After an unpredictable two years, many businesses in the sector are still experiencing very challenging trading conditions. While pubs, bars and restaurants hoped Christmas 2021 would see a return to a busy festive season, the arrival of the Omicron variant and associated restrictions resulted in significant cancellations and staff shortages, alongside continuing supply chain issues and inflationary pressures.

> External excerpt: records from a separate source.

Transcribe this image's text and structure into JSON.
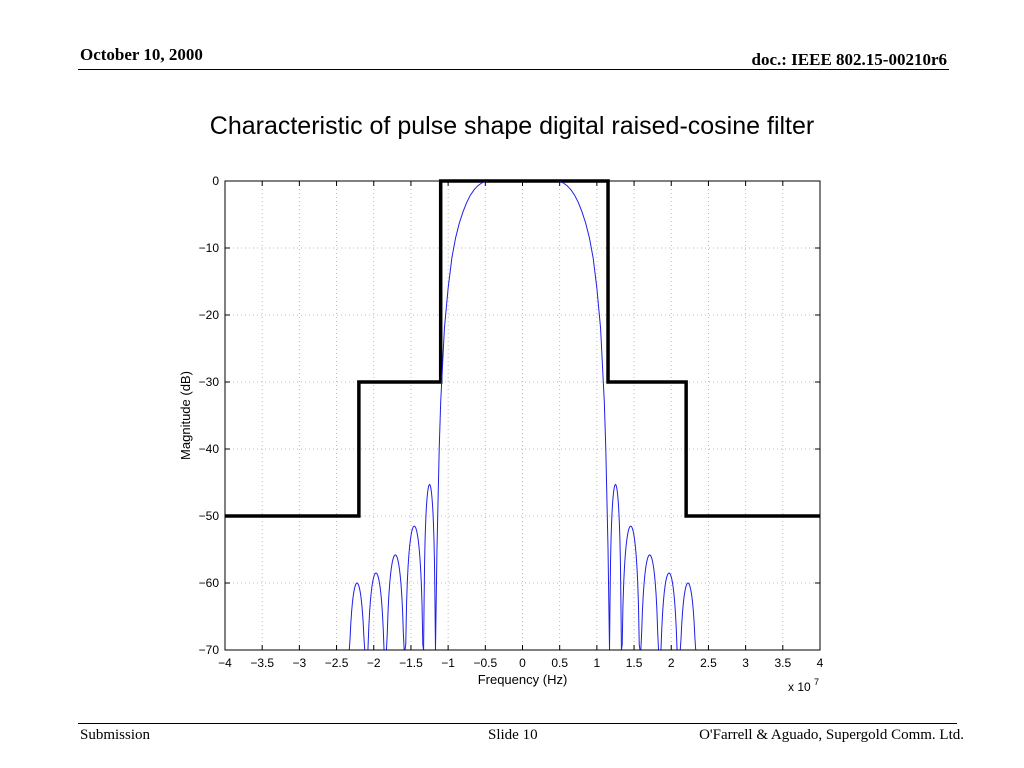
{
  "header": {
    "date": "October 10, 2000",
    "doc_id": "doc.: IEEE 802.15-00210r6"
  },
  "slide": {
    "title": "Characteristic of pulse shape digital raised-cosine filter"
  },
  "footer": {
    "left": "Submission",
    "center": "Slide 10",
    "right": "O'Farrell & Aguado, Supergold Comm. Ltd."
  },
  "chart_data": {
    "type": "line",
    "title": "",
    "xlabel": "Frequency (Hz)",
    "ylabel": "Magnitude (dB)",
    "x_multiplier": "x 10",
    "x_multiplier_exponent": "7",
    "xlim": [
      -4,
      4
    ],
    "ylim": [
      -70,
      0
    ],
    "x_ticks": [
      -4,
      -3.5,
      -3,
      -2.5,
      -2,
      -1.5,
      -1,
      -0.5,
      0,
      0.5,
      1,
      1.5,
      2,
      2.5,
      3,
      3.5,
      4
    ],
    "x_tick_labels": [
      "−4",
      "−3.5",
      "−3",
      "−2.5",
      "−2",
      "−1.5",
      "−1",
      "−0.5",
      "0",
      "0.5",
      "1",
      "1.5",
      "2",
      "2.5",
      "3",
      "3.5",
      "4"
    ],
    "y_ticks": [
      0,
      -10,
      -20,
      -30,
      -40,
      -50,
      -60,
      -70
    ],
    "y_tick_labels": [
      "0",
      "−10",
      "−20",
      "−30",
      "−40",
      "−50",
      "−60",
      "−70"
    ],
    "grid": true,
    "series": [
      {
        "color": "#000000",
        "style": "thick-step",
        "x": [
          -4,
          -2.2,
          -2.2,
          -1.1,
          -1.1,
          1.15,
          1.15,
          2.2,
          2.2,
          4
        ],
        "y": [
          -50,
          -50,
          -30,
          -30,
          0,
          0,
          -30,
          -30,
          -50,
          -50
        ]
      },
      {
        "color": "#1f1fe6",
        "style": "thin",
        "main_lobe": {
          "x": [
            -1.17,
            -1.15,
            -1.12,
            -1.1,
            -1.05,
            -1.0,
            -0.95,
            -0.9,
            -0.85,
            -0.8,
            -0.75,
            -0.7,
            -0.65,
            -0.6,
            -0.55,
            -0.5,
            -0.45,
            -0.4,
            -0.3,
            -0.2,
            -0.1,
            0,
            0.1,
            0.2,
            0.3,
            0.4,
            0.45,
            0.5,
            0.55,
            0.6,
            0.65,
            0.7,
            0.75,
            0.8,
            0.85,
            0.9,
            0.95,
            1.0,
            1.05,
            1.1,
            1.12,
            1.15,
            1.17
          ],
          "y": [
            -70,
            -55,
            -40,
            -33,
            -22,
            -16,
            -11.5,
            -8.5,
            -6.3,
            -4.6,
            -3.2,
            -2.1,
            -1.3,
            -0.7,
            -0.3,
            -0.1,
            0,
            0,
            0,
            0,
            0,
            0,
            0,
            0,
            0,
            0,
            0,
            -0.1,
            -0.3,
            -0.7,
            -1.3,
            -2.1,
            -3.2,
            -4.6,
            -6.3,
            -8.5,
            -11.5,
            -16,
            -22,
            -33,
            -40,
            -55,
            -70
          ]
        },
        "sidelobes": [
          {
            "x_start": -2.35,
            "x_end": -2.1,
            "peak": -60
          },
          {
            "x_start": -2.1,
            "x_end": -1.84,
            "peak": -58.5
          },
          {
            "x_start": -1.84,
            "x_end": -1.58,
            "peak": -55.8
          },
          {
            "x_start": -1.58,
            "x_end": -1.33,
            "peak": -51.5
          },
          {
            "x_start": -1.33,
            "x_end": -1.17,
            "peak": -45.3
          },
          {
            "x_start": 1.17,
            "x_end": 1.33,
            "peak": -45.3
          },
          {
            "x_start": 1.33,
            "x_end": 1.58,
            "peak": -51.5
          },
          {
            "x_start": 1.58,
            "x_end": 1.84,
            "peak": -55.8
          },
          {
            "x_start": 1.84,
            "x_end": 2.1,
            "peak": -58.5
          },
          {
            "x_start": 2.1,
            "x_end": 2.35,
            "peak": -60
          }
        ]
      }
    ]
  }
}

Data from the ONS released on 27 January 2022 has highlighted the impact of these challenges. In particular, the data shows that in mid-January:
- just 64% of businesses in the accommodation and food service activities industry reported they were fully trading, down from 76% in early December;
- 26% of businesses in the sector reported their turnover had decreased in the previous two weeks compared with normal expectations for the time of year, with 67% reporting the pandemic as the main reason for this change;
- 28% of businesses in the sector reported a shortage of workers; and
- almost a third reported difficulty in procuring materials, goods or services from within the UK in the previous month.
Additional data on consumer spending has also highlighted the impact on the sector, with some reports suggesting spending at restaurants saw a decline of 14% compared to the same period in 2019.
Where are we headed?
Despite the continuing challenges, with the roll-out of boosters and the lifting of restrictions, the ONS data suggests a level of optimism regarding future trading conditions. Nearly three quarters of businesses in the sector reported a moderate or high level of confidence that their business will survive the next three months.
Nonetheless, many businesses will still face serious challenges in seeking to address the losses incurred during the pandemic. While the Scottish and UK governments have introduced a number of support measures aimed at addressing the significant economic impact, many restaurant and pub owners have argued that the packages are not enough.
There is still immense pressure on businesses both to develop new strategies to deal with the ongoing impact of the virus and to protect income in this unprecedented landscape. Inflationary pressures, staff shortages and supply chain issues are only adding to the challenges faced.
Directors must also be mindful of their duties and the potential for personal liability that can arise from failing to act in accordance with those obligations, as well as the particular risks that become relevant where a company is in financial distress, such as liability for wrongful trading.
Throughout the pandemic, the hospitality sector has demonstrated its ability to adapt and innovate. While there are undoubtedly still significant challenges ahead for many businesses, early engagement with experienced advisors can be very valuable in assessing restructuring options and, where appropriate, utilising the mechanisms available to rescue businesses.